11月 17th, 2007 | Posted by admin in 保育論
すでに基本路線として否定されてしまった感のある、文部科学省の「ゆとり」路線ですが、天の邪鬼にも改めて「正解だったのかも」と思います。でもそれは、「ゆとりのない状態・状況とはどんなものか?」の捉え方によるものです。『文芸○○』に、数学者の藤原正彦さんが書かれた文章を読んで、なるほど今の日本人は「経済一辺倒」で来たな、と感じます。それが経済活動に関わる人たちだけでなく、全日本人の考え方を支配していると。実はこれこそ、「ゆとりのない状況・考え方」を生んでいるのではないでしょうか。子どもが消費者の目線で世の中を見たり、効率最優先で考えようとしたり、大人も「それに何の意味が?」と常に問うたり、取りあえず何でも「必要なんですか?」と言ったり。これみんな、「ゆとりのない状態」ではないでしょうか? とすると、それに抗する「ゆとり」とは、「すぐに役には立たないが」の何かを教える、あるいは学ぶ場を提供することではなかったでしょうか。

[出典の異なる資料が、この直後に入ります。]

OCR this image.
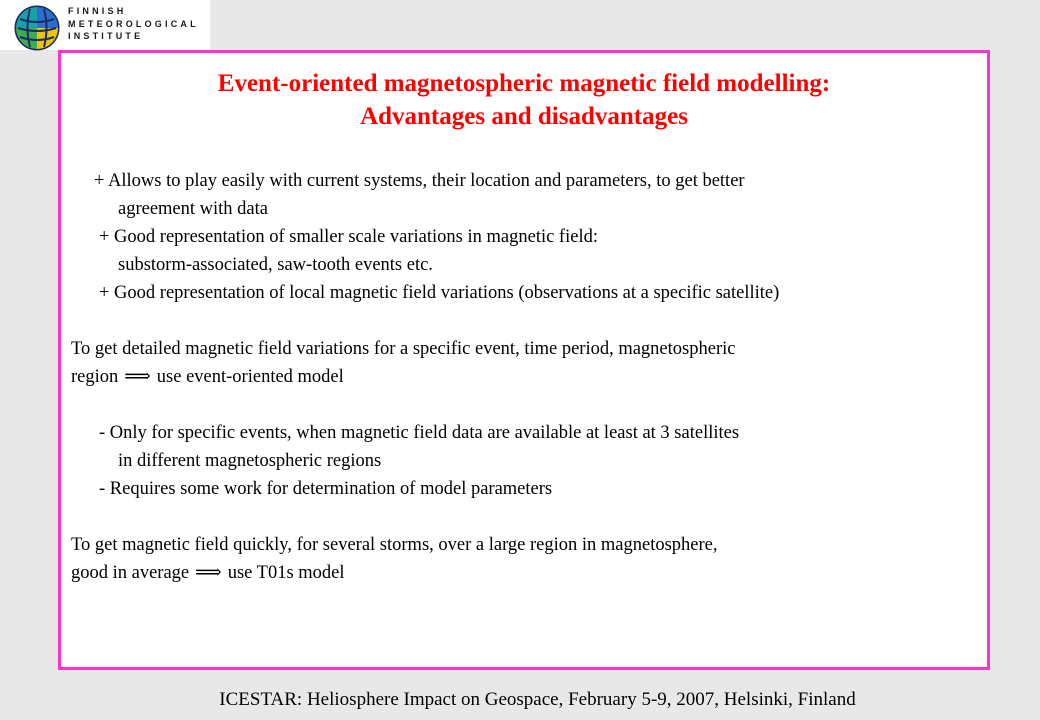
FINNISH
METEOROLOGICAL
INSTITUTE
Event-oriented magnetospheric magnetic field modelling:
Advantages and disadvantages
+ Allows to play easily with current systems, their location and parameters, to get better
agreement with data
+ Good representation of smaller scale variations in magnetic field:
substorm-associated, saw-tooth events etc.
+ Good representation of local magnetic field variations (observations at a specific satellite)
To get detailed magnetic field variations for a specific event, time period, magnetospheric
region ⟹ use event-oriented model
- Only for specific events, when magnetic field data are available at least at 3 satellites
in different magnetospheric regions
- Requires some work for determination of model parameters
To get magnetic field quickly, for several storms, over a large region in magnetosphere,
good in average ⟹ use T01s model
ICESTAR: Heliosphere Impact on Geospace, February 5-9, 2007, Helsinki, Finland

学校は、授業を削減したなら(実際には内容を削減したのですが)その分、「休み時間」として子どもが勝手に遊ぶ時間を確保すべきだった。それが「ゆとり」を保証することになったのではないかと思います。 尤も「週休2日制」も労働条件の問題から出てきたので、その時点で「しょうがないなぁ」なのですが…。自らが手を引くことでなく、積極的に「ゆとり」を作り出す、保証するところまで行けば、何か別のあり方が見えたような気が、今更ながらしております。そしてきっと、親としても。